Influence of construction materials on indoor air quality

The air tightness of buildings results in energy savings. However, it can be counterproductive for people's health by decreasing the indoor air quality. When passive measures are implemented in the building envelope, it is often not taken into account that these measures can worsen the air quality if the user does not ventilate frequently. Surface condensation can also appear if thermal bridges are not properly addressed. Generally, indoor air quality can be influenced by construction materials through two types of pollutants: chemical pollutants and biological pollutants.
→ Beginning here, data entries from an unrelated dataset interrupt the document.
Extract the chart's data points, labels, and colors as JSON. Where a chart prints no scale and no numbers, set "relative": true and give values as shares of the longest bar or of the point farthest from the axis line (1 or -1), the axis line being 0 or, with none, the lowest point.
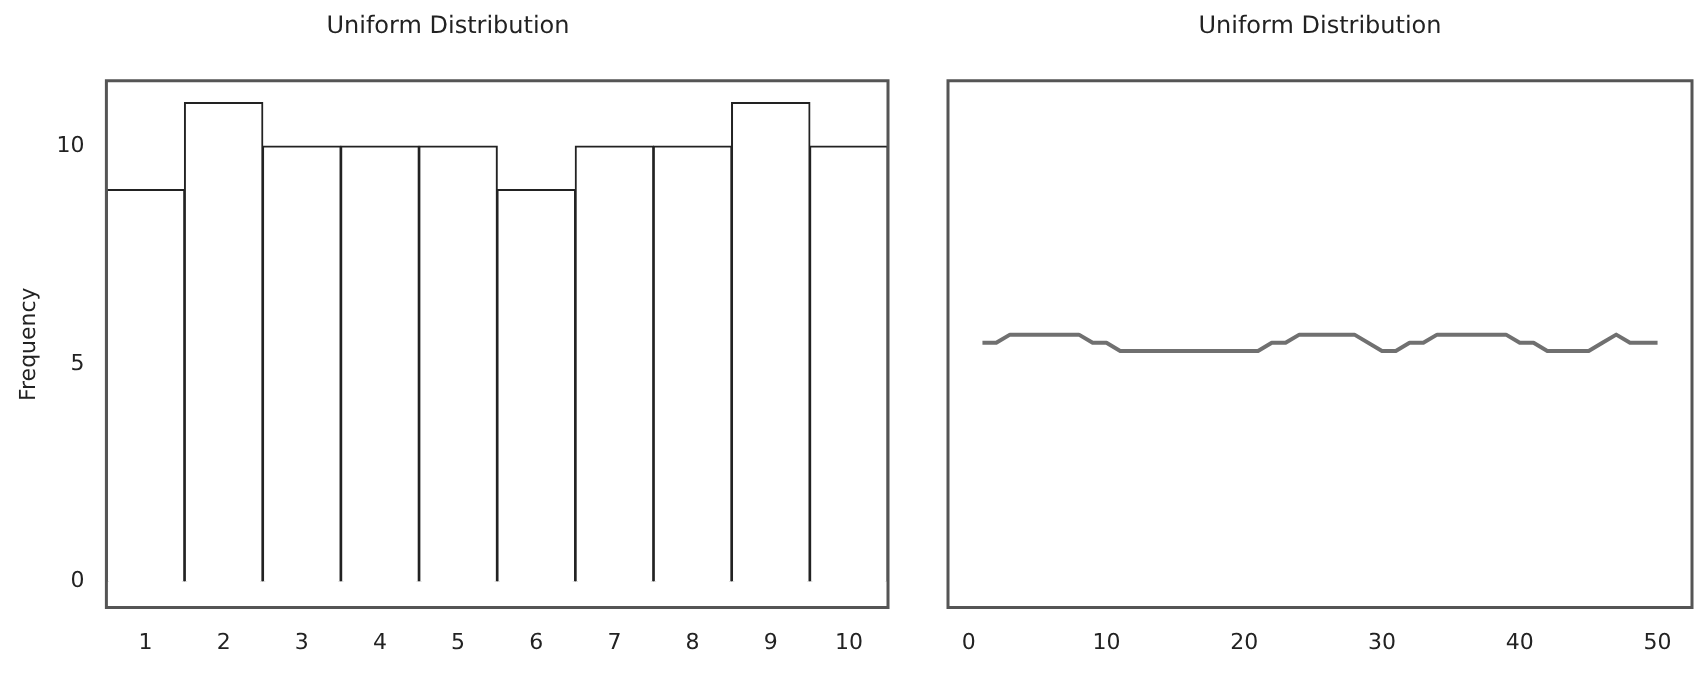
{
  "chart_data": [
    {
      "type": "bar",
      "title": "Uniform Distribution",
      "ylabel": "Frequency",
      "categories": [
        "1",
        "2",
        "3",
        "4",
        "5",
        "6",
        "7",
        "8",
        "9",
        "10"
      ],
      "values": [
        9,
        11,
        10,
        10,
        10,
        9,
        10,
        10,
        11,
        10
      ],
      "color": "#ffffff",
      "ylim": [
        -0.6,
        11.5
      ],
      "yticks": [
        0,
        5,
        10
      ]
    },
    {
      "type": "line",
      "title": "Uniform Distribution",
      "relative": true,
      "marker": "none",
      "color": "#707070",
      "x": [
        1,
        2,
        3,
        8,
        9,
        10,
        11,
        21,
        22,
        23,
        24,
        28,
        30,
        31,
        32,
        33,
        34,
        39,
        40,
        41,
        42,
        45,
        46,
        47,
        48,
        50
      ],
      "values": [
        0.97,
        0.97,
        1,
        1,
        0.97,
        0.97,
        0.94,
        0.94,
        0.97,
        0.97,
        1,
        1,
        0.94,
        0.94,
        0.97,
        0.97,
        1,
        1,
        0.97,
        0.97,
        0.94,
        0.94,
        0.97,
        1,
        0.97,
        0.97
      ],
      "xlim": [
        -1.5,
        52.5
      ],
      "xticks": [
        0,
        10,
        20,
        30,
        40,
        50
      ]
    }
  ]
}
Volatile organic compounds (VOCs) are chemical pollutants belonging to different families such as alcohols, aldehydes, glycol ethers, etc. They all share a common chemical base of carbon and the peculiarity of volatilizing into the air in gaseous state at room temperature at varying speeds. The health effects of prolonged exposure to VOCs are not yet fully understood. It is known, however, that 80% of these compounds found inside a building are irritating to mucous membranes and the eyes, and approximately 25% are suspected of being carcinogenic.

Biological pollutants may originate from air conditioning, ventilation, and cooling systems, as well as from a lack of maintenance of the installations. The proliferation of biological pollutants in the air we breathe depends on environmental conditions such as temperature, relative humidity, light, and air renewal. Low temperatures in a humid environment may favor the growth of microorganisms such as mold. Conversely, elevated temperatures favor the development of other types of microorganisms such as legionella, which is common in cooling systems that operate with water.